Ground tackle is all equipment used in anchoringand mooring with anchors and buoy mooring with chain and appendages. The following are defined as groundtackle: Anchors, Anchor chain, wire rope, synthetic line, or combinations of these materials, when used with anchors. Appendages consisting of connecting shackles or links, detachable links, pear-shaped links, end links, bending shackles, mooring shackles, mooring swivels, detachable-link tool sets, clear hawse pendants, dip ropes, chain stoppers, wrenches for chain stoppers, outboard swivel shots, chain cable jacks, mooring hooks, chain hooks, anchor bars, and anchor buoys.

Ground tackle is one of the most vital parts of a ship's equipment. The vessel's safety frequently depends upon the proper use of this gear. The anchor windlass, equipped with capstan head or gypsy heads, is a part of the ship's ability to handle its ground tackle and use the capstan or gypsy heads in mooring and warping operations.
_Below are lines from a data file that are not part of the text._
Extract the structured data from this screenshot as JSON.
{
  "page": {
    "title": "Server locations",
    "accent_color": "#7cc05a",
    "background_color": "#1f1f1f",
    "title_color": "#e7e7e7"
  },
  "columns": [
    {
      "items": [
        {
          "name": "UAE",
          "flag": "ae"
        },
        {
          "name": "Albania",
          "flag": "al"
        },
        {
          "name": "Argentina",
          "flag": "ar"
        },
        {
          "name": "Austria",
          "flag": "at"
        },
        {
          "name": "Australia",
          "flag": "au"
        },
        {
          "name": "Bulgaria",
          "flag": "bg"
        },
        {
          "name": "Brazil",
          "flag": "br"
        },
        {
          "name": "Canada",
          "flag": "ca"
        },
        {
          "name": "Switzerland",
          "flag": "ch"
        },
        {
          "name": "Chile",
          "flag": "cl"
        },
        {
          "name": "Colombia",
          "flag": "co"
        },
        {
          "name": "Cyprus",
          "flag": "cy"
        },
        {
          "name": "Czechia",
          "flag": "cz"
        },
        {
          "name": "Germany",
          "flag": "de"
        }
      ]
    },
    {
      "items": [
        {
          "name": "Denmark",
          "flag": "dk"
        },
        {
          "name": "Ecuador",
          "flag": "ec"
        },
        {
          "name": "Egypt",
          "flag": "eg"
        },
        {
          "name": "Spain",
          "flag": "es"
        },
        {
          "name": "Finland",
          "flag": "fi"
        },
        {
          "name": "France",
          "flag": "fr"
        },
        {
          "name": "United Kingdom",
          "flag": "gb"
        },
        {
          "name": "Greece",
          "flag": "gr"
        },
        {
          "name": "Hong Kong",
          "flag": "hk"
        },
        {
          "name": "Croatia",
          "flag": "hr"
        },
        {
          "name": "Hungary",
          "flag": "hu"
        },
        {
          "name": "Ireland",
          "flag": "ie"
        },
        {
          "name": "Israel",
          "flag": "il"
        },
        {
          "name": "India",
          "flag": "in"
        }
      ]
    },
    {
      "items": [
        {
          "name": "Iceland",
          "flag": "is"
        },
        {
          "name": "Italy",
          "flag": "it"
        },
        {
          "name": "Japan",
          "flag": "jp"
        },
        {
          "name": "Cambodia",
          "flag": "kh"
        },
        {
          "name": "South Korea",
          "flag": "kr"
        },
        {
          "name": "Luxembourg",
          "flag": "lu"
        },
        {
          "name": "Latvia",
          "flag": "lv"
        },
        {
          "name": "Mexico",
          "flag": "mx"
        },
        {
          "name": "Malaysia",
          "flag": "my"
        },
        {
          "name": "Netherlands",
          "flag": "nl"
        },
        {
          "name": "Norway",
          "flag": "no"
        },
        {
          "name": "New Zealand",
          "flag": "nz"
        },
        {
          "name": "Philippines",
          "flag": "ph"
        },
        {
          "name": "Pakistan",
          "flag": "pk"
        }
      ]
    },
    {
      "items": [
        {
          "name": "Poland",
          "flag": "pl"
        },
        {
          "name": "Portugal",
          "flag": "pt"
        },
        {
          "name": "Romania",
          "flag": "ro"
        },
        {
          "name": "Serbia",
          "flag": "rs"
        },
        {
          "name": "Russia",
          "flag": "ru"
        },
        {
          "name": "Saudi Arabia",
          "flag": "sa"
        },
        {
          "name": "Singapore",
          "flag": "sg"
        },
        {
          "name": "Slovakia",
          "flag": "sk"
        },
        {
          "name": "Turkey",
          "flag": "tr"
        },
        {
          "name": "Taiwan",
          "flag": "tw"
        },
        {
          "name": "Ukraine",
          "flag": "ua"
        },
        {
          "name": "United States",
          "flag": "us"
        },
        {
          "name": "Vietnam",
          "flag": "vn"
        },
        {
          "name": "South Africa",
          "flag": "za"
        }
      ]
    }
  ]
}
All anchors are designed to take hold as quickly as possible after they hit bottom. They take hold in one of two ways: either by hooking into the ground with one or both of their sharp flukes or by burying themselves completely. When an anchor is let go in fairly deep water, it strikes the bottom crown first


From this position, any drag on the chain causes the flukes, if properly set, to dig into the bottom. As the drag continues, the fluke is forced further into the bottom. If the proper scope of chain is used, the heavier the drag, the deeper the fluke will dig in, developing the full holding power of the anchor.


Chain, wire rope cables, or cable composed of both chain and wire rope for use with ships' anchors is a part of the ship's ground tackle. Ground tackle

is the term applied to all equipment used in anchoring. It includes the anchors, their chain or cables,

connecting fittings, and all associated equipment used in anchoring, mooring with anchors, buoy mooring, being towed, or securing or letting go anchors in or from their hawsepipes.